I suspect this is poor reporting.
Religion
Dear God,
I’ve never been good at prayers. I was always in trouble at school for praying with my eyes open. I wanted to see who I was talking to.
I want to recommend someone to you for safekeeping. Her name is Lara Lincoln.
I cannot tell you she isn’t trouble. I cannot tell you she isn’t, at times, a monumental pain in the arse. But she has touched people. She has given joy.
She is my true friend.
Please look after her.
Yours sincerely,
Harry Hogg
Writing
The stories I write belong to no one but me. They are not borrowed. They are not borrowed feelings either.
They are my cries, my despairs, my jubilation, my brief triumphs.
I don’t understand why I was chosen to do this, but for God’s sake I’ve tried to bring beauty into the world. I’ve been blessed in a way that isolates me. I don’t relate easily anymore. I am confused most of the time.
My body wants to reach out to people, to say hello, to ask what’s happening, to know everything. Only the love of my children has been worth holding onto without question.
Children
I spent years telling myself my children don’t belong to me. That I was merely charged with raising them, loving them, preparing them for the day they would leave.
I tried to set examples. Integrity. Humility. Direction.
Sometimes I was lazy. You think you have years. You don’t. One day the world takes them and doesn’t ask permission.
I never met all of my children’s expectations. They have met all of mine.
I am very proud of my children.
Polly put the kettle on.
We'll all have tea,
Cancer
Through biofeedback I learned that the body can be spoken to. Quietly. Firmly.
Heart rate. Blood pressure. Breath.
Visual imagery became a tool. I relax. I picture the cancer. I picture it being dismantled. I picture my body recognising the enemy and doing what it was built to do.
I want to be well.
I do not want to die.
I really do not.
This is a mindset.
I am winning.
I will not be beaten.
On Being Lost
I want to say so much to you, but what’s the rush.
I’ll come to you. I’ll be with you. I’ll share myself. I’ll be your friend. I’ll love you as best I can.
In return, I ask that you care for me. Care for our friendship. Care for my privacy.
We know each other well enough not to be afraid. I will look after your emotions.
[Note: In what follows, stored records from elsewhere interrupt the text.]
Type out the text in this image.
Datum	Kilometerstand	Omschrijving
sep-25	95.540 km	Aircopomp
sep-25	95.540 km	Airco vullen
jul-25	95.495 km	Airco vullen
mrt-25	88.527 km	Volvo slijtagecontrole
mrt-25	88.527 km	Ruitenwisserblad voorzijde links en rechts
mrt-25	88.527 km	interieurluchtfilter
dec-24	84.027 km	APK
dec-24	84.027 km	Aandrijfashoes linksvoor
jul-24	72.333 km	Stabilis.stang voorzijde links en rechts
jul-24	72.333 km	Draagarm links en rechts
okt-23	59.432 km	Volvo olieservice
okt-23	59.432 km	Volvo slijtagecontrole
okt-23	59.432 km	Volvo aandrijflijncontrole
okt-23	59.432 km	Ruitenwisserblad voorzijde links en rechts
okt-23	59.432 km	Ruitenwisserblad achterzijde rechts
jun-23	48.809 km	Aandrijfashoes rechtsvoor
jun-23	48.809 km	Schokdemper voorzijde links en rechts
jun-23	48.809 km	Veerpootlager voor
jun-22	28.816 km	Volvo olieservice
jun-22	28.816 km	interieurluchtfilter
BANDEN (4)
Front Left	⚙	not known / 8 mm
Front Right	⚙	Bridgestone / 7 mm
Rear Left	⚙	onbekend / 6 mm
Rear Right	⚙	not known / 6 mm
I will be fair with them.
Let’s start there.
Nature
“Would anybody call you beautiful now?” I asked a dead jellyfish washed up on the beach this morning.
I knelt beside it. The colours were muted, colours a colour-blind man might see. Mauves, perhaps. Violets. Domed patterns.
It was quite dead.
It was quite beautiful.
Later, I saw children poking it with a stick.
Sometimes the way we learn things feels unnecessarily cruel.
Success Before Growing Up
Did I understand silence before I understood the shore. Before sand. Before two people in love who did not need to speak.
I think I did.
A life lived in fear of rejection. An unnamed hurt. A feeling that refuses translation.
I was a boy on the shore. The wind, the waves, the tide took me in and made me whole. I hid in words. Petticoat words. Invented seas.
Writing in my room. Afraid to show anyone.
Just a boy with the unreasonable dream of being something to everyone.
Success After Growing Up
Do you know what remains?
Fear.
After everything. After the journeys. After moments that felt like perfection. After the moving and the arriving.
I have arrived at a place where fear lives quietly and waits.
And that, too, must be written down.